IncompetentLacking social skills; often have stalked others
ResentfulPursuing a vendetta; generally feeling aggrieved
PredatoryOften comorbid with paraphilias; may have past convictions for sex offenses
Source: Adapted from reference 1

Responding to a stalker

The approach should be tailored to the stalker’s characteristics.12 Silence—ie, lack of acknowledgement of a stalker’s intrusions—is one tactic.13 Consistent and persistent lack of engagement may bore the stalker, but also may provoke frustration or narcissistic or paranoia-fueled rage, and increased efforts to interact with the mental health professional. Other responses include:

  • obtaining a protection or restraining order
  • promoting the stalker’s participation in adversarial civil litigation, such as a lawsuit
  • issuing verbal counterthreats.

Restraining orders are controversial and assessments of their effectiveness vary.14 How well a restraining order works may depend on the stalker’s:

  • ability to appreciate reality, and how likely he or she is to experience anxiety when confronted with adverse consequences of his or her actions
  • how consistently, rapidly, and harshly the criminal justice system responds to violations of restraining orders.

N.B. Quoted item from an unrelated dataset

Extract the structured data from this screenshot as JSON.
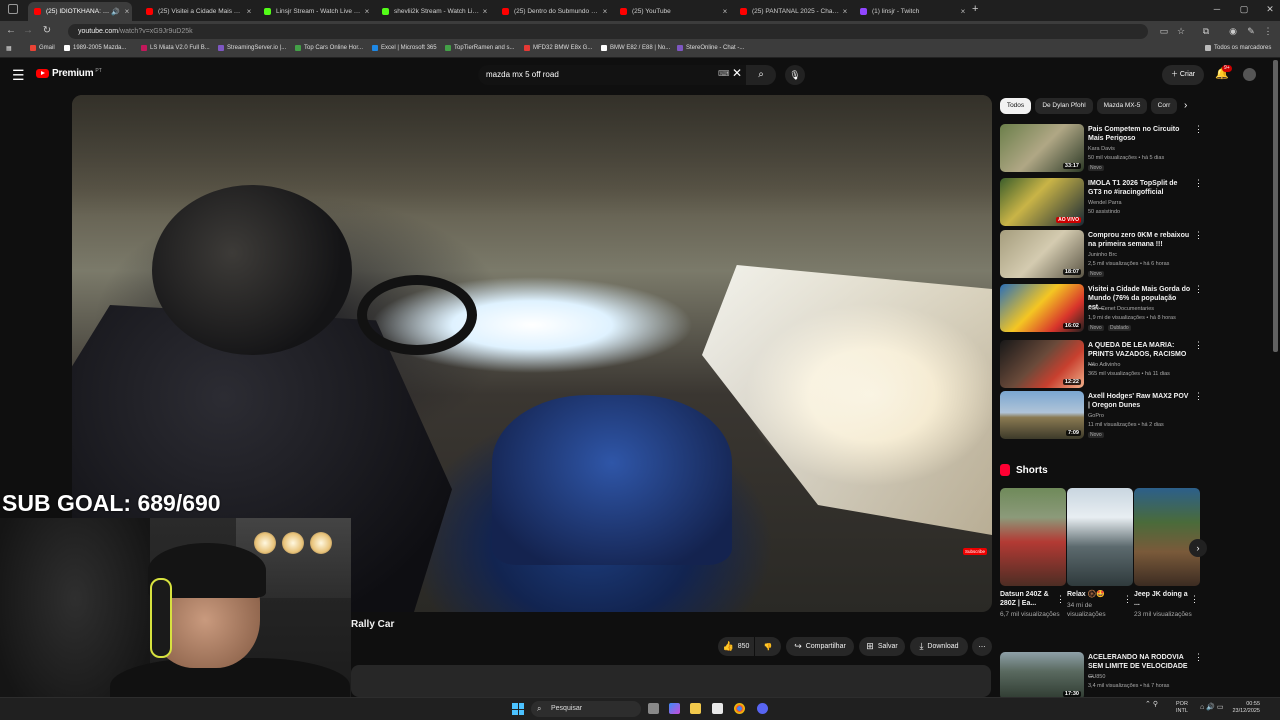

Restraining orders also may provide the victim a false sense of security.15 One of her letters revealed that Ms. I violated a criminal plea arrangement years earlier, which suggests she was capable of violating a restraining order.

Litigation. A stalker may initiate civil litigation against the victim to feel that he or she has an impact on the victim, which may reduce the stalker’s risk of violence if he or she is emotionally engaged in the litigation. Based on the authors’ experience, as long as the stalker is talking, he or she generally is less likely to act out violently and terminate a satisfying process. Adversarial civil litigation could give a stalker the opportunity to be “close” to the victim and a means of expressing aggressive wishes. The benefit of litigation lasts only as long as the case persists and the stalker believes he or she may prevail. In one of her letters, Ms. I bragged that she had represented herself as a pro se litigant in a complex civil matter, suggesting that she might be constructively channeled into litigation.